News Feature | September 15, 2014

Mobile Security Puts Hospitals At Risk

Katie Wike

By Katie Wike, contributing writer

Healthcare Mobile Security

Just over half employees secure their mobile devices with full- or file-level encryption, posing a big threat to hospital security.

A recent report from Forrester Research has found mobile security is still lacking, and that lack of protection is putting hospitals at risk.

“Amid a rising tide of compliance pressures, employee mobility, and high black-market values for personally identifiable information (PII) and personal healthcare information (PHI), security and risk professionals at healthcare organizations are dealing with staggering amounts of endpoint-related data loss and exposure when compared with other industries,” notes the report. “However, many healthcare organizations struggle with low security budgets, and only about half secure their endpoint data through technologies such as full disk encryption or file-level encryption today.”

Fierce Mobile Healthcare writes the study found only 59 percent of employees protect their mobile devices with full-disk encryption or file-level encryption. "We expected the number to be higher," report author Chris Sherman told the Wall Street Journal. "This shows that healthcare has a way to go before they can say that they have data protection."

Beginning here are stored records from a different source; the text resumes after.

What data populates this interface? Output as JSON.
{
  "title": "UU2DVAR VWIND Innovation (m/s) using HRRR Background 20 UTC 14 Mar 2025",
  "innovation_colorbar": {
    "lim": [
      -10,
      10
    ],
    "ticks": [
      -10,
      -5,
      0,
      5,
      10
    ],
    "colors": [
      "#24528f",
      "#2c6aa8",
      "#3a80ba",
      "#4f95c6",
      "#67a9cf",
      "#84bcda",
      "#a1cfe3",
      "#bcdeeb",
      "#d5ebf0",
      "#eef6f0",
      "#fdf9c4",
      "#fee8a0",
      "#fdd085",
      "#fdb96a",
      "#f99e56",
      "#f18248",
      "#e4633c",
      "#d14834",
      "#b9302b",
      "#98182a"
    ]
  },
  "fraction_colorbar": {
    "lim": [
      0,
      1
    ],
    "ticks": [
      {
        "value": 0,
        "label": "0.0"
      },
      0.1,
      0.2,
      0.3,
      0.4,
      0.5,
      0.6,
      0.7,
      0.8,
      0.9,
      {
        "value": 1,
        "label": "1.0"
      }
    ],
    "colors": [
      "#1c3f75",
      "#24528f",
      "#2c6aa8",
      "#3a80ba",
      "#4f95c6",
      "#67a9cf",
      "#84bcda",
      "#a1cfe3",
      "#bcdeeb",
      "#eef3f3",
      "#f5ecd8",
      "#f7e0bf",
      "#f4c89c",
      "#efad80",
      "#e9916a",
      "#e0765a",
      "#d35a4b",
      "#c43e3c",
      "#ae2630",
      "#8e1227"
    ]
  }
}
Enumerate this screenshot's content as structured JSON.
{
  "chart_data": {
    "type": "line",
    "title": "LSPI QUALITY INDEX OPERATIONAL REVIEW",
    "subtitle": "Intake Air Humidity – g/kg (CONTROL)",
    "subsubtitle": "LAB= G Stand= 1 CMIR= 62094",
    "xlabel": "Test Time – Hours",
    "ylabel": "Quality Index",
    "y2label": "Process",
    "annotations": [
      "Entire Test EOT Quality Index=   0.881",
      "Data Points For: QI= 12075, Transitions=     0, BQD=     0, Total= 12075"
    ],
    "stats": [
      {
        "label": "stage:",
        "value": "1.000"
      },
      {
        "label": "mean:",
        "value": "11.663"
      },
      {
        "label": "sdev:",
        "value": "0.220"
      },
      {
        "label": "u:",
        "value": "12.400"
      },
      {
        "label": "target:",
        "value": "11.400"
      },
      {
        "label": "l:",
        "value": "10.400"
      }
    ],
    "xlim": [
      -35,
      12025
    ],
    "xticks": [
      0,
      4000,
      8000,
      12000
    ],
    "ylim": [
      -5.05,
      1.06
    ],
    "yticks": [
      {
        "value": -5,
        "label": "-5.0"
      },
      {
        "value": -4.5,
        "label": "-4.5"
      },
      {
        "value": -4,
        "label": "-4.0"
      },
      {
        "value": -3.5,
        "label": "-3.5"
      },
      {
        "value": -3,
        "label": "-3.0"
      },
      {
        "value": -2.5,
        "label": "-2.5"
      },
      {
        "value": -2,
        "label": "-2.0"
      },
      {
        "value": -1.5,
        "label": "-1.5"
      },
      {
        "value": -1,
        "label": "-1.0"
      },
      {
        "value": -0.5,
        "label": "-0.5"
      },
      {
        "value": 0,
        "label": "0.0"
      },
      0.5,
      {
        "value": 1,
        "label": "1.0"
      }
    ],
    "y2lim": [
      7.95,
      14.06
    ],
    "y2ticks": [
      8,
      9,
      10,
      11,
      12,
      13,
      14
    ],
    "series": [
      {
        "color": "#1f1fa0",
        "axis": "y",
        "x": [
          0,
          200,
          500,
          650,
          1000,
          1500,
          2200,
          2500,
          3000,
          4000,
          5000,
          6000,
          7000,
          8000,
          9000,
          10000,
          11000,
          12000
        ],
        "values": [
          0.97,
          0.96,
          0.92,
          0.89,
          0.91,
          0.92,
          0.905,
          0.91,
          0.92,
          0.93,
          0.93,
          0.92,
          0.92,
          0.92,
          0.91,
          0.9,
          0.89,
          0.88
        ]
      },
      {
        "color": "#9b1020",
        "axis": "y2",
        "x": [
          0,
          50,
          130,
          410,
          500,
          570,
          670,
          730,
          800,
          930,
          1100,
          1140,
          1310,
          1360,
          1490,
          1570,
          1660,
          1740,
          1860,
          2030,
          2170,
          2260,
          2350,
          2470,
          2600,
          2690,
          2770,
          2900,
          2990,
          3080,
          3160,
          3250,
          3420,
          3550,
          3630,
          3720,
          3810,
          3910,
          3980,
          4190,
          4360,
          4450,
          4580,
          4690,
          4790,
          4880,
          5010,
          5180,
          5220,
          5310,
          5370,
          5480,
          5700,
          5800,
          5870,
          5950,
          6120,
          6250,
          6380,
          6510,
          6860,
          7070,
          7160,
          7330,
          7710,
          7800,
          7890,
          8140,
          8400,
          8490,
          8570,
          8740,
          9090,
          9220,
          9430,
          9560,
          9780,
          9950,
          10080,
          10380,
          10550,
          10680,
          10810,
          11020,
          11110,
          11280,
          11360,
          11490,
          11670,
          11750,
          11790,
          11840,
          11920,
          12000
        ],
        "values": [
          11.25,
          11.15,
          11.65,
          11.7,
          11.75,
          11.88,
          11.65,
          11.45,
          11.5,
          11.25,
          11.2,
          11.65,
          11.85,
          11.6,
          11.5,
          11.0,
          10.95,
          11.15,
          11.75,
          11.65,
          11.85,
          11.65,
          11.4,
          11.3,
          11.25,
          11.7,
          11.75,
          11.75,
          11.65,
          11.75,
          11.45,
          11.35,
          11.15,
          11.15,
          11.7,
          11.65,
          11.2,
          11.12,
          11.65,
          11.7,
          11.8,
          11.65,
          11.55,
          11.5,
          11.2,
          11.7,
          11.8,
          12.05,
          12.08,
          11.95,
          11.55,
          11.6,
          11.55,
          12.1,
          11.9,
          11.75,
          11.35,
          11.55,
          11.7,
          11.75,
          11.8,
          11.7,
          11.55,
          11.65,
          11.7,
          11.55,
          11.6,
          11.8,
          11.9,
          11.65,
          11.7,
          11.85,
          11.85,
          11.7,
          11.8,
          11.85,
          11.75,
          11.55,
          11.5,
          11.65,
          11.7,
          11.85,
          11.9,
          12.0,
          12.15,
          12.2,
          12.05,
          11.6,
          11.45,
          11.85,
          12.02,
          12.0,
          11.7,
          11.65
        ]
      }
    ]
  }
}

The report further found 39 percent of security incidents over the last nine years have involved mobile device theft or loss. "Endpoint data security must be a top priority in order to close this faucet of sensitive data," Sherman said.

Health It Outcomes reported that of organizations reporting breaches in the last year:

  • 45 percent had a mobile device containing enterprise data come up missing
  • 11 percent have lost data requiring public disclosure
  • 13 percent do not even enforce encryption on mobile devices

Sherman said he believes many healthcare tech leaders don't realize the monetary value of healthcare data; the price ranges from $20 for one health record to $500 for a patient's complete record.